TISTs and Real Estate: A Trap for the Unwary

Tennessee Investment Services Trusts, or TISTs, are domestic asset protection trusts established under Tennessee law. They allow individuals in high risk professions–doctors, lawyers, real estate developers, entrepreneurs, etc.–to put assets beyond the reach of creditors while retaining the benefits of those assets. They are are frequently used to protect passive investment assets that the trust creator (“grantor”) does not need to tap into on a current basis, such as a non-qualified brokerage account.

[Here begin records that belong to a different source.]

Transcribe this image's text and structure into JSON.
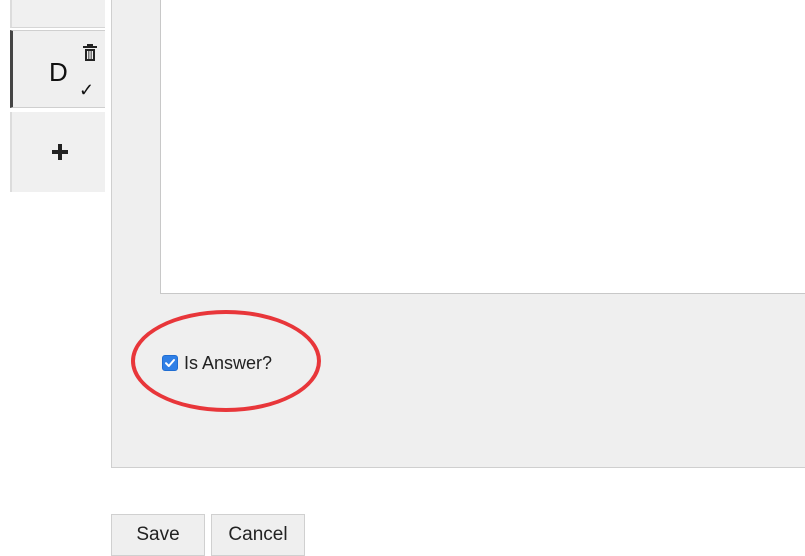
{
  "tabs": [
    {
      "label": ""
    },
    {
      "label": "D",
      "is_answer": true,
      "selected": true
    },
    {
      "label": ""
    }
  ],
  "answer": {
    "label": "Is Answer?",
    "checked": true
  },
  "buttons": {
    "save_label": "Save",
    "cancel_label": "Cancel"
  },
  "icons": {
    "delete": "trash-icon",
    "answer_mark": "check-icon",
    "add": "plus-icon"
  },
  "colors": {
    "highlight": "#e8363a",
    "checkbox": "#2f7fe6"
  }
}
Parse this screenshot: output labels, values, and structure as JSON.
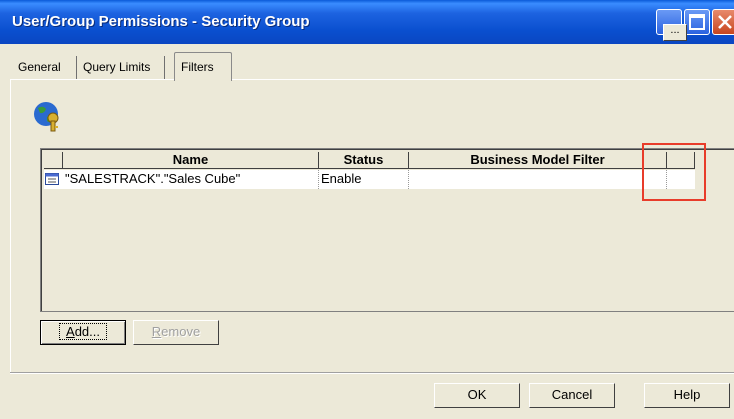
{
  "window": {
    "title": "User/Group Permissions - Security Group",
    "controls": {
      "minimize_icon": "minimize-icon",
      "maximize_icon": "maximize-icon",
      "close_icon": "close-icon"
    }
  },
  "tabs": [
    {
      "label": "General"
    },
    {
      "label": "Query Limits"
    },
    {
      "label": "Filters"
    }
  ],
  "active_tab": "Filters",
  "icon": "globe-key-icon",
  "grid": {
    "columns": [
      {
        "label": "Name"
      },
      {
        "label": "Status"
      },
      {
        "label": "Business Model Filter"
      },
      {
        "label": ""
      }
    ],
    "rows": [
      {
        "icon": "table-row-icon",
        "name": "\"SALESTRACK\".\"Sales Cube\"",
        "status": "Enable",
        "filter": "",
        "edit_label": "..."
      }
    ]
  },
  "buttons": {
    "add_prefix": "A",
    "add_rest": "dd...",
    "remove_prefix": "R",
    "remove_rest": "emove",
    "ok": "OK",
    "cancel": "Cancel",
    "help": "Help"
  },
  "colors": {
    "titlebar": "#0a4fcf",
    "highlight": "#e83c2a",
    "face": "#ece9d8"
  }
}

But what if the asset you want to protect is your home?

The TIST statute provides a list of 11 powers that a grantor can retain without the trust being deemed “revocable.” The list is exclusive.  If a trust document bestows powers on the grantor that are not on the list, the trust will not be creditor-protected.

Among the permitted powers is the grantor’s potential or actual use of real property. However, the grantor may only safely possess this power if the real property is held in a qualified personal residence trust, or QPRT. The list does not contain any other references to real estate. By implication, real property in a TIST that does not qualify as a QPRT will NOT be protected under the statute.

The rules governing QPRTs are complex, and they do not necessarily mesh well with the TIST rules. Nonetheless, if the grantor wants to use real estate in a TIST, the TIST must qualify as a QPRT.